Maximilíano Durón/ARTnews
Rounding out Melrose Hill are several pop-up shows by galleries from other cities; some may be looking for greater exposure here, while others may simply be testing out the waters. Across the street from the Yuskavage show, in a shed-like structure in a parking lot, San Francisco’s two-year-old gallery House of Seiko is staging an exhibition of the under-known Bay Area artist Ariel Parkinson. Working in tandem with the Berkeley Bunch and the Beat poets, Parkinson built up an oeuvre that was equal parts surreal and grotesque. Red Foxes (ca. 1994) is a menagerie of vulpine specters in red and purple hues, while George’s Wife (1980) is a semi-abstract landscape of swirling forms in which animalistic faces seem to emerge.
The roving gallery Mariposa has also set up shop on Western Avenue for the next two weeks, staging two exhibitions that seem to bleed into each other. The more high-profile of these is dedicated to the iconic queer artist and actor Peter Berlin and is curated by actor Russell Tovey. Berlin’s paintings and painted photographs, accompanied by clothing from the artist’s archive, depict gay male cruisers; they still pulse with desire 50 years on. Next to it are a suite of photographs by emerging New York–based photographer Ethan James Green, who has candidly shot his friends, including the model Hari Nef and the artist Martine Gutierrez.
New York’s Anton Kern Gallery and Glasgow’s The Modern Institute are also staging a pop-up dedicated to treacly rainbow and unicorn paintings of New York–based artist Andrew Sim. The less said about those works, the better.

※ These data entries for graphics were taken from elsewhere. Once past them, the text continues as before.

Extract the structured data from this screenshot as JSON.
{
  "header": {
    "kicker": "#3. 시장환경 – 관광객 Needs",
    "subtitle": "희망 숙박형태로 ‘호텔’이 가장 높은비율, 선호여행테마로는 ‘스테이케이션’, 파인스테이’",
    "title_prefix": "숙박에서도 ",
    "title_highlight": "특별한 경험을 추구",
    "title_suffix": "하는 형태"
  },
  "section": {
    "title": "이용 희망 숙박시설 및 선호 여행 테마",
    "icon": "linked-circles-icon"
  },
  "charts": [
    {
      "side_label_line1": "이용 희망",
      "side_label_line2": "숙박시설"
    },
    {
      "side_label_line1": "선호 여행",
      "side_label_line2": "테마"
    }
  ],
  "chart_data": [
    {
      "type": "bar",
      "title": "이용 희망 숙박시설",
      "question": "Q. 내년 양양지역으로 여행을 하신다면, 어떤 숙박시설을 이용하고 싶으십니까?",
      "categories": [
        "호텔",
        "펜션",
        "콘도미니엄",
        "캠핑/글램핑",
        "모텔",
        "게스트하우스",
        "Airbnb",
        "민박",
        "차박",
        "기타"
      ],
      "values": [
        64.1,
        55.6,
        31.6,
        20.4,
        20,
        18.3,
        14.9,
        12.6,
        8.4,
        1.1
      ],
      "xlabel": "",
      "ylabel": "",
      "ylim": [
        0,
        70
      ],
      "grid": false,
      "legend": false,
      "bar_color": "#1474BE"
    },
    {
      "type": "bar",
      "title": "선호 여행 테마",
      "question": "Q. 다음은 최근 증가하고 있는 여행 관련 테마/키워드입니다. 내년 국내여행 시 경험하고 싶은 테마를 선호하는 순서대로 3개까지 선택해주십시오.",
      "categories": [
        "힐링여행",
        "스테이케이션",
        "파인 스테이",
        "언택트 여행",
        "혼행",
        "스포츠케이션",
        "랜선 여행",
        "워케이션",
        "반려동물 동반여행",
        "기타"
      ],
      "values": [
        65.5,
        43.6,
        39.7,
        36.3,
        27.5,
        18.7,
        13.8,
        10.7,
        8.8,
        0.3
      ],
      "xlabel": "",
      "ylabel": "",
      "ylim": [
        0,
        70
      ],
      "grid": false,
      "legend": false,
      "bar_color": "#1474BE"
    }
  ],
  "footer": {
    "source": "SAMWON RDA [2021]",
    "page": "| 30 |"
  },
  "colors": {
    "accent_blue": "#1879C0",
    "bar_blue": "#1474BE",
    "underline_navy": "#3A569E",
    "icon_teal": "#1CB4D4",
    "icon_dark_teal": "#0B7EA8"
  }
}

Clearly, there’s no shortage of art worth seeing here, but none of it is likely to make anyone forget that Los Angeles is still reeling from the devastating wildfires that burned through acres upon acres earlier this year. Thankfully, there is one response to the blazes: the group exhibition “One Hundred Percent,” for which some 80 artists impacted by the wildfire are showing their work, with all the sales going supporting their rebuilding efforts. Organized by curator Aram Moshayedi, the exhibition shows the range of artistic expression in LA as the focus is on those impacted, from blue-chip artists like Kelly Akashi, Ruby Neri, and Kathryn Andrews to closely watched ones like Beatriz Cortes and Eddie Rodolfo Aparicio. It’s heartbreaking to see how many notable artists are assembled here, and it’s stirring to see them all come together.